The ranch hands determined that Fierro’s bunch had headed east toward Valle del Sol, probably for the big hacienda, but didn’t see any sense in giving chase, since they were outnumbered ten-to-one. Bomba had stayed up much of the night, and as the shock of the wound wore off he decided to get in the Packard and head for Valle del Sol himself. He could make a lot better time than men on horseback. Once he got there, he didn’t have a plan at all, but hoped one would evolve. He felt feverish, but was able to move his arm a little.

At daybreak, Bomba put on a pair of jodhpurs and a khaki sweater and set out for Valle del Sol, where he arrived an hour or so later. The household staff greeted him with tears and hand-wringing, all of them vying to tell him what had happened. He couldn’t understand much, but could see some of it for himself: part of the house was destroyed and still smoldering. Rodrigez’s corpse was laid out on a table on the veranda, a bullet through his head. From what Bomba apprehended, the soldiers had taken off less than eight hours earlier, headed toward Chihuahua City, driving steers before them. The tracks led across fields toward a distant woods. The Packard would be of no use to him now.

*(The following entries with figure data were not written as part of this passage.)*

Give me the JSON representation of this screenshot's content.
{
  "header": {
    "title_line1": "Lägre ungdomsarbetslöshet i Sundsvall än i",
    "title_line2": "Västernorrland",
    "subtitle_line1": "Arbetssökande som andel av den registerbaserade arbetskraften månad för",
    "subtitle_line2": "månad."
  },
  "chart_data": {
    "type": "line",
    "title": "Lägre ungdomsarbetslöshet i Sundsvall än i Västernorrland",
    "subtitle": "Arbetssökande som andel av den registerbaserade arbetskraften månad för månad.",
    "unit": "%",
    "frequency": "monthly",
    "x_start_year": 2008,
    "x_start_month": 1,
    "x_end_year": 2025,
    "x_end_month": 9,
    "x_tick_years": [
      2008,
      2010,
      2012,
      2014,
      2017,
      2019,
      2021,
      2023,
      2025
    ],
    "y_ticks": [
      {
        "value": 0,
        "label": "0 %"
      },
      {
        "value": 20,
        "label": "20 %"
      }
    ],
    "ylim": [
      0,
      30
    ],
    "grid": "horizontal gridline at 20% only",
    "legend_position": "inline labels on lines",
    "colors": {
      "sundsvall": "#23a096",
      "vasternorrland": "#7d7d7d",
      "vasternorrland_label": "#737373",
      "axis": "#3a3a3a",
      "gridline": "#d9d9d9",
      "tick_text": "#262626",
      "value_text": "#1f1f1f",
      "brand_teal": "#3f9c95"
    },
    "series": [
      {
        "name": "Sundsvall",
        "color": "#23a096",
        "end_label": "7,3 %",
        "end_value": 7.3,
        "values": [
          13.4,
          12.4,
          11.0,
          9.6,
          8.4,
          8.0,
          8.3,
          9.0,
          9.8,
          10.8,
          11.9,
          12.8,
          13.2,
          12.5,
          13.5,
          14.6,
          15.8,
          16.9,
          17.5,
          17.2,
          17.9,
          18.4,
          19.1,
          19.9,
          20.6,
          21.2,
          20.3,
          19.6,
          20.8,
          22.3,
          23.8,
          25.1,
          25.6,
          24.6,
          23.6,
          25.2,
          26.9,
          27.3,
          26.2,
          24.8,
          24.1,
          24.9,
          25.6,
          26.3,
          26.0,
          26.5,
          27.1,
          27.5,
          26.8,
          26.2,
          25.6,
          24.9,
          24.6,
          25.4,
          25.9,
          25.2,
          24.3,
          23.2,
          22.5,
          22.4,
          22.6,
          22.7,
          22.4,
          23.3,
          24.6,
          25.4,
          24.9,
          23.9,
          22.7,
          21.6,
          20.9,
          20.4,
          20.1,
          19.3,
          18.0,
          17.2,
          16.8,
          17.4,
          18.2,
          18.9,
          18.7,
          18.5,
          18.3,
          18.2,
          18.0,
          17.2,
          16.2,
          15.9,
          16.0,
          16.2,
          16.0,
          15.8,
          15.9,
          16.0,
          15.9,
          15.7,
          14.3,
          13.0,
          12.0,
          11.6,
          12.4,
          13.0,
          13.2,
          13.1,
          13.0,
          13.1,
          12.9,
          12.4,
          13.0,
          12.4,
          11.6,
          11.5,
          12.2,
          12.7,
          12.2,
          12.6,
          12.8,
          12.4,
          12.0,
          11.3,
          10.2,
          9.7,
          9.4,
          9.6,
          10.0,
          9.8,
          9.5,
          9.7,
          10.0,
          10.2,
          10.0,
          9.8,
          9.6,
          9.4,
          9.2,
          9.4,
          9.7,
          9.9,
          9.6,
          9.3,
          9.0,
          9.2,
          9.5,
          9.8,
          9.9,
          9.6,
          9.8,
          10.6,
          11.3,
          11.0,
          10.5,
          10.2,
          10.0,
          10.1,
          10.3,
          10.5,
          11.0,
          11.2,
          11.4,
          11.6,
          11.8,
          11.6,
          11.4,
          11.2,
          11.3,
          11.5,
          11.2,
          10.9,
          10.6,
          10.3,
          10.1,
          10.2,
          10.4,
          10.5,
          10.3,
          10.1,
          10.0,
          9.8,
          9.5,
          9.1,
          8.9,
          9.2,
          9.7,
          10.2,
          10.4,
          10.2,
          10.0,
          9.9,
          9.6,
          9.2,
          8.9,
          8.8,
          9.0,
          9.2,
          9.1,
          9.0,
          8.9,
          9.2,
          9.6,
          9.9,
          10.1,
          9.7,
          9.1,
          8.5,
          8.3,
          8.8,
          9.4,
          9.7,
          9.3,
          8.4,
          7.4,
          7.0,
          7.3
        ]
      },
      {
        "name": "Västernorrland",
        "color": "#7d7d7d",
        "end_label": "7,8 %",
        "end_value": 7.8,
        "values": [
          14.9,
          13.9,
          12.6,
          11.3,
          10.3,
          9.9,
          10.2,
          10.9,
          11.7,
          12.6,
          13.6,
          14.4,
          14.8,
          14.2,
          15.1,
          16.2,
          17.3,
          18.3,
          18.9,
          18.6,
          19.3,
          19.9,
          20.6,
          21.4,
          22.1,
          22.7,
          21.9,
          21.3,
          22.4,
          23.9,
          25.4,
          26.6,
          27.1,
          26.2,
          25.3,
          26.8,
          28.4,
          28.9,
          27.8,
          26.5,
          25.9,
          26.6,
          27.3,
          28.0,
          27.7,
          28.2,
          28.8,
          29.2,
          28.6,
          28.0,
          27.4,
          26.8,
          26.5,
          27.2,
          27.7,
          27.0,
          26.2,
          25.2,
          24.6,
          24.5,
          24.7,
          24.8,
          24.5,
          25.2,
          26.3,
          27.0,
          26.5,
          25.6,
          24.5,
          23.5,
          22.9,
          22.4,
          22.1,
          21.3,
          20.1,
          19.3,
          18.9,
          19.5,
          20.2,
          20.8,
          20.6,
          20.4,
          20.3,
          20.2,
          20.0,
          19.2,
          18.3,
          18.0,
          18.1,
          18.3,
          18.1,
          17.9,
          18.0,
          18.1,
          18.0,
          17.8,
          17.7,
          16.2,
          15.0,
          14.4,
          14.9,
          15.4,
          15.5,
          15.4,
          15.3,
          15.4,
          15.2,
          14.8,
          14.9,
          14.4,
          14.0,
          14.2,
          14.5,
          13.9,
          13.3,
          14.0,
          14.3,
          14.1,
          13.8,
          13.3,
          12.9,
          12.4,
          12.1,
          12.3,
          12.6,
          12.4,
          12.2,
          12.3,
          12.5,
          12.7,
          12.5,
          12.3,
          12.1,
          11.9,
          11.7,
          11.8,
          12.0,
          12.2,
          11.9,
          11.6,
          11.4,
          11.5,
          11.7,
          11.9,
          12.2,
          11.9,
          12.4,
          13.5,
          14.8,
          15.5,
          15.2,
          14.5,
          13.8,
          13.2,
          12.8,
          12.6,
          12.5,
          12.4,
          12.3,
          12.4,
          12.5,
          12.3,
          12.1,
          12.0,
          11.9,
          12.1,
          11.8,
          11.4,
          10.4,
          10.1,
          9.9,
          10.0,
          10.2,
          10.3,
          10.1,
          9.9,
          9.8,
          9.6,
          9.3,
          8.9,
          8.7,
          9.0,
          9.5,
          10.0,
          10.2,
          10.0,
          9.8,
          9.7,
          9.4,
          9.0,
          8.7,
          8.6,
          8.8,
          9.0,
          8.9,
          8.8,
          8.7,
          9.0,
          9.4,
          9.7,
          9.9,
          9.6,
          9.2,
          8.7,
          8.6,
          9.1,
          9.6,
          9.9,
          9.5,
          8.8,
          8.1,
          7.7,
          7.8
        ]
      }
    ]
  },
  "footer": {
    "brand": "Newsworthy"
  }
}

He went to the barn and indicated to a cowhand he wanted a horse. The cowhand saddled up a big bay. Bomba stepped up to the animal to mount it but the horse tossed its head and sidestepped away.

“No, no,” shouted the cowboy. “You’re on the wrong side. You got to get up on his left side.”

Bomba looked at the man, puzzled. He’d never ridden a horse, but figured there couldn’t be that much to it. The cowhand took the horse by the reins and indicated for Bomba to board on the horse’s left. Bomba tried again but this time put the wrong foot in the stirrup, a mistake he quickly realized even before he hoisted himself off the ground.

“Look here,” said the cowhand. The reins in his left hand, he put his left foot in the stirrup and mounted the horse. Then he got down and handed the reins to Bomba, who nodded back in recognition. This time he got it right. He shook the reins and the horse walked slowly out of the barn and into the road. Bomba’s injured right arm hung limply by his side but he was able to guide the horse with his left. Everything he had become was now lost: his charges, the children, gone away with murderers. All these years he’d been immensely proud that no harm had come to anyone in the Shaughnessy family. But now Bomba felt deeply ashamed and personally humiliated. He looked north, where he could see the tracks of many cattle. Then, as he’d watched the Colonel do many times, he kicked his horse in its flanks. The animal, straining under Bomba’s enormous bulk, reared slightly, then flew into a wild gallop in the direction of Chihuahua City, with Bomba hanging on for whatever he was worth.

THIRTY-FIVE

T
hat same day, Johnny Ollas’s party had seen dust from several miles away, which they mistook for Villa’s army. Johnny sent Julio to investigate but he returned to report it was just somebody moving a lot of cows. Julio hadn’t gotten a look at the whole herd; he’d just topped a ridge when he saw part of the drove in the distance. In any case, Johnny kept on the route to Chihuahua City. By early afternoon they were still about twenty miles away, when they encountered the first of Villa’s retreating troops.

Villa had ordered the withdrawal early that morning when the stubborn Federales refused to budge from Chihuahua City. Indeed, the expedition was a disaster; he’d lost more than half of his remaining army killed, wounded, and captured, and the rest were exhausted and demoralized.